Velazquez est un "muxe" (prononcer mouché), un homosexuel habillé en femme, qui occupe un rôle bien défini dans la communauté zapotèque: initier les adolescents à la sexualité.
Considérés comme appartenant au "3ème sexe", ils seraient près de 5.000 comme lui dans cette localité de 75.000 habitants.
Encouragés par la montée en puissance du mouvement LGBT dans le monde, certains d'entre eux ont décidé de s'afficher davantage en féminisant encore plus leur apparence, ou en sortant du rôle qui leur était assigné, ce qui crée des tensions dans la communauté.
"Nous sommes maintenant plus libres, plus voyants", mais "il y a encore de la discrimination", déplore Estrella, 35 ans, directrice du bureau de Diversité Sexuelle à Juchitan.
Certains muxes se sont ainsi mis à porter des vêtements traditionnels utilisés habituellement par les femmes lors des fêtes religieuses. Une poignée d'autres sont devenus transsexuels et ont fait changer leur identité sur leurs papiers administratifs.
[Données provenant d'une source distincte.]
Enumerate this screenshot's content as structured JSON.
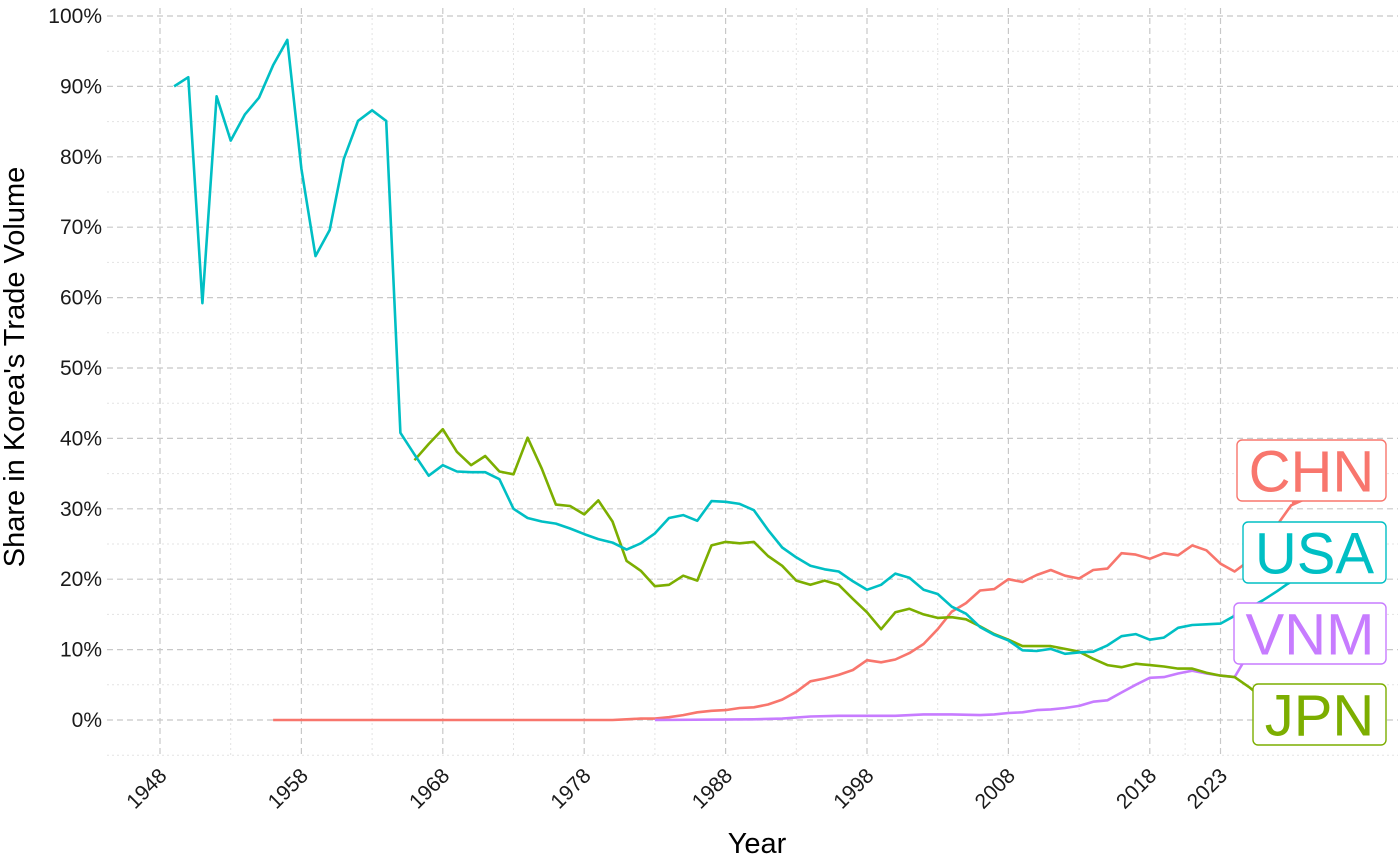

Le violent séisme de magnitude 8,2 qui a frappé l'Etat de Oaxaca le 7 septembre, et qui a fait au total près d'une centaine de morts dans cet Etat et celui voisin du Chiapas, a montré des muxes portant de lourds morceaux de béton pour déblayer les gravats ou préparant des repas pour les rescapés.
Mais la discrimination à leur encontre reste intacte.
Habits traditionnels
Pour les femmes de Juchitan, que les hommes de la communauté entretiennent des relations avec les muxes ne pose pas de problème, mais elles refusent que ces derniers adoptent leurs habits traditionnels.
Les vêtements de style tehuana, popularisés par la fameuse femme peintre mexicaine Frida Kahlo, ne sont pas seulement beaux: ils sont aussi chers. Composés de velours et de bijoux artisanaux, ils sont appelés des "splendeurs".
"Qu'ils fassent ce qu'ils veulent avec leur sexualité (...) mais c'est révoltant qu'ils utilisent nos vêtements" fustige Angélica Castillejos, une couturière de 46 ans, tout en attendant sa commande devant un étal du marché.
Les hommes semblent au contraire indifférents à cette évolution. "Cela ne me choque pas", commente Alejandro Ruiz, un boucher, sous le regard réprobateur de sa caissière.
L'homophobie vient du fait "qu'ils empiètent sur le rôle que tient la femme dans la société zapotèque" explique à l'AFP Luis Guerrero, directeur de Melendre, une association qui défend et promeut la culture zapotèque.
Les muxes considèrent qu'il est important pour eux de devenir visibles. "Ce n'était pas nécessaire, ils ont toujours eu un rôle parfaitement identifié" comme "troisième sexe", conteste M. Guerrero.
La tendance actuelle de ce groupe est de se montrer "de plus en plus féminin" en adoptant certains canons de beauté occidentaux tels qu'"un corps mince et exubérant", commente Felina Santiago, leader d'un groupe de muxes, qui craint que cette course à la féminité ne fasse perdre à la communauté "sa propre identité".
"Juste des corps"
Dans leur fonction, d'"initiateurs sexuels" pour les hommes, les muxes sont respectés.
"Lors de ma première année de collège (entre 11 et 12 ans), la moitié de mes compagnons avaient déjà eu une expérience sexuelle avec un muxe", raconte M. Guerrero. "Nous avons aussi presque tous un muxe dans notre famille", poursuit-il.
Mais tous les muxes, qui commencent également tôt leur vie sexuelle, ne se cantonnent pas à ce rôle.
"Nous sommes juste des corps que les hommes utilisent pour apprendre à avoir une relation sexuelle" raconte d'une voix grave Binizia Carrillo, un autre muxe, vêtue de la fameuse tenue traditionnelle qui fait polémique.
"Quand ils deviennent adultes, ils se marient avec des femmes biologiques" poursuit-elle, avec un peu de tristesse, dénonçant le peu de respect à leur égard.
"Les autorités locales abusent de nous, ils ne donnent pas à beaucoup d'entre nous la possibilité de changer de nom", regrette-t-elle.
Autre exemple de mauvais traitement, selon eux: Estrella, Binizia et Felina affirment que, lors du séisme, les muxes ont été écartés de la répartition des vivres destinés aux survivants, malgré la précieuse aide qu'ils ont apportée dans les jours suivant la secousse.
"Donc, en plus de soulever des décombres et préparer des repas avec le peu que nous avions, nous nous sommes organisés pour distribuer les vivres envoyés par des homosexuels d'autres régions du pays", raconte Felina.
Les trois ont perdu leur maison et dorment dans des logements de fortune, en plein air avec leurs familles.